Freud’s idea would only work if guilt could be passed down generationally. The ambivalence and guilt that lead to religious activity would need to be present in every generation. Even if the primal crime of patricide actually happened, guilt for the act cannot be passed on. While the Oedipus complex theory might account for some remarkable attitudes to sexulality and sexual activity in society, it creaks under the weight that Freud places on it. Therefore, Freud’s argument that religion arises out of repressed sexual guilt, appears to be bogus.

It was also pointed out that Freud’s argument that religion arises out of the worship of a father figure neglects to consider the religions in which the point of worship is a woman, or the religious systems that have no deity at all.

Ana-Maria Rizzuto, a practicing Freudian psychoanalyst, argues that religion is no more an illusion than science, since both involve the interpretation of data, and the subsequent imposition of an order onto the world.

Carl Gustav Jung (1875-1961)

Jung worked with Freud from 1907 but eventually parted company with him over the Freud’s over emphasis of the role of sexuality in psychological problems. Instead Jung put forward the idea of archetypes – a set of images developed by a culture or society.

Generally, Jung was more positive about both religion and sexuality than Freud. He noted similarities between the imagery used by his patients. He concluded that there was a division between parts of the unconscious mind: the personal and the collective unconscious.

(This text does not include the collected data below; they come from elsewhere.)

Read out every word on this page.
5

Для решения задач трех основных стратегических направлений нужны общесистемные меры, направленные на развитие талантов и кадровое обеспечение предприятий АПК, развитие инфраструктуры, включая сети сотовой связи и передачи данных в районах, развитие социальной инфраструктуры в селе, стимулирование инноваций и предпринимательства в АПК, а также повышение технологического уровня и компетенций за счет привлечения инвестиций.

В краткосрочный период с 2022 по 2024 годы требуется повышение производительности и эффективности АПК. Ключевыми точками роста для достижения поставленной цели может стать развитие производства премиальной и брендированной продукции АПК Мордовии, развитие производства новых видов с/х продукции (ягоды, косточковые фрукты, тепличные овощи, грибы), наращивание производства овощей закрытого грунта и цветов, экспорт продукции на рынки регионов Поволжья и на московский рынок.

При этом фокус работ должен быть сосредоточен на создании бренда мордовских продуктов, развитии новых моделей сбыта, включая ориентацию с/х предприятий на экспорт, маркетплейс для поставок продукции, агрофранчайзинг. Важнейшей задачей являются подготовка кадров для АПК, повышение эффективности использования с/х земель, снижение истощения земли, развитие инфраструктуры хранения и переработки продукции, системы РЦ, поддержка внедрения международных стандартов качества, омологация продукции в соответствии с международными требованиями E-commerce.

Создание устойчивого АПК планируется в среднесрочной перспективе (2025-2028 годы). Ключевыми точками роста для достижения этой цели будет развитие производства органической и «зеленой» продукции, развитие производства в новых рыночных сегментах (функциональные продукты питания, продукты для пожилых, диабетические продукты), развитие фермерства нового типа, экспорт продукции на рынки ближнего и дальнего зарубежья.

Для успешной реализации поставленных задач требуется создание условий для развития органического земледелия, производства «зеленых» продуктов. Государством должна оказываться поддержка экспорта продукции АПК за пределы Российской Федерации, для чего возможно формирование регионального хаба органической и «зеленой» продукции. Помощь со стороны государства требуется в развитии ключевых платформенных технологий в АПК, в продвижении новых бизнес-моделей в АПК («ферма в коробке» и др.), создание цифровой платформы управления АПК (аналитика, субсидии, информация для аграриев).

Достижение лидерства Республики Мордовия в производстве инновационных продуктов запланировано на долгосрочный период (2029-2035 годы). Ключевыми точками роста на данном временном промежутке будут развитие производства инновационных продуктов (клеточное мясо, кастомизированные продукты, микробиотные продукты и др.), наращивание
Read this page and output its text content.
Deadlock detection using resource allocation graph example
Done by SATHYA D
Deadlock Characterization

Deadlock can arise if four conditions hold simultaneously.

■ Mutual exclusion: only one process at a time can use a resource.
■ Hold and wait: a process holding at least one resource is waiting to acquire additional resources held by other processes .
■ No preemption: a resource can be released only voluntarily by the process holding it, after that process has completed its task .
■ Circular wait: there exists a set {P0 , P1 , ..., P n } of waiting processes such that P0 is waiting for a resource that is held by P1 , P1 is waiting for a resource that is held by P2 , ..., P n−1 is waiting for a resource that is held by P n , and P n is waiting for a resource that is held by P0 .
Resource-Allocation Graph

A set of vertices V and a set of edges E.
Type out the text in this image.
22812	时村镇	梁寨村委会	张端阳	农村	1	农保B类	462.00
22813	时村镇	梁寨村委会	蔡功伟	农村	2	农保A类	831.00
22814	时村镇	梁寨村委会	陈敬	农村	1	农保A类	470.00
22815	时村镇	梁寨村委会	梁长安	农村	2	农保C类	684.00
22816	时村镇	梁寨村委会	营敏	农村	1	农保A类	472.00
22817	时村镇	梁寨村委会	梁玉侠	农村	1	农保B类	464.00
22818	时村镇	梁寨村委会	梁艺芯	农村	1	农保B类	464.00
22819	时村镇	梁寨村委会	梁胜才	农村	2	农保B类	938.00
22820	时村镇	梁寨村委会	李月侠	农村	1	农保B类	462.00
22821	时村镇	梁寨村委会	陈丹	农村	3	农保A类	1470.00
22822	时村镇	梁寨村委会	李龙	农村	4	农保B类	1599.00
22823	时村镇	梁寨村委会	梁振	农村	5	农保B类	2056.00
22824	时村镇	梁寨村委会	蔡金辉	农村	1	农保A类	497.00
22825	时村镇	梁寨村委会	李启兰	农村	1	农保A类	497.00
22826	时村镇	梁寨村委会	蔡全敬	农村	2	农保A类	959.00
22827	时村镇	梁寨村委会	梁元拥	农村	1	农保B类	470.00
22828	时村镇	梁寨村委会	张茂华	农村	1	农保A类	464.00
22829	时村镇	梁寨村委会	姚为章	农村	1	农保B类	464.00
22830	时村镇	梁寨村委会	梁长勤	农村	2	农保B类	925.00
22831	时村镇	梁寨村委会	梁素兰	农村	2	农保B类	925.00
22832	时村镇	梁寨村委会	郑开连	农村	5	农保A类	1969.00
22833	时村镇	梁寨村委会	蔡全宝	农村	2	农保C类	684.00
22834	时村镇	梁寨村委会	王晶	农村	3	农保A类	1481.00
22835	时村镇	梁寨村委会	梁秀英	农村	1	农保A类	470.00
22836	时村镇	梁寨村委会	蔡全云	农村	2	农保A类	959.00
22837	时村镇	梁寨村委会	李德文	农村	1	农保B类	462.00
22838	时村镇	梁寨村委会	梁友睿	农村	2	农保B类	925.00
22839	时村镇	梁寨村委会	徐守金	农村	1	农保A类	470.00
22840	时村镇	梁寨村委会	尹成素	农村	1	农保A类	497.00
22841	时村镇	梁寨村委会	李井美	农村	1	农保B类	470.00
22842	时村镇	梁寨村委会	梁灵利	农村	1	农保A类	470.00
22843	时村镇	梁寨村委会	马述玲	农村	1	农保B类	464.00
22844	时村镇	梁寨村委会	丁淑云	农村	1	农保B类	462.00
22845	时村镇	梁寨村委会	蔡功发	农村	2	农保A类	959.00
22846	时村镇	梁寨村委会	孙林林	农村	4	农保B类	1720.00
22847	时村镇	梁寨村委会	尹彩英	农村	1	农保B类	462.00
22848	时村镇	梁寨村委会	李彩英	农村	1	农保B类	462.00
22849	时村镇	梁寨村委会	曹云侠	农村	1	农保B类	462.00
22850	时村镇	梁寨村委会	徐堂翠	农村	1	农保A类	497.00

The collective unconscious involves the sharing of a series of images, or archetypes. Religion provides many of these images: the individual shares in the cultural life of their group, and personal identity is wrapped up in this sharing.

Jung argued that God is an archetype. Each of us is born with the tendency to generate religious images. We share in these archetypes through the collective unconscious. Individuals participate in their cultural heritage through these archetypes.

Jung argued that there is no way to prove the existence of God – all that can be asserted is that God exists as a psychic reality.

Freud saw religion as the product of neurosis. Jung argued that religion is a necessary safety feature, acting as a balance, preventing disparity, between different archetypes and thereby preventing neurosis. This process is called individuation.

However, Jung’s claim that all archetypes are religious has been criticised by atheists. Jung countered by suggesting that atheism is a form of religion. This is not necessarily so!

Conclusion to the challenge by psychology to religious belief

Hick argues that the verdict that religion can be explained away by psychology is ‘not proven’. While Freud and Jung offered valuable insights into the mechanisms that lead to religious belief, there is nothing compelling in either account to lead us to conclude that religion is a construct of mental activity.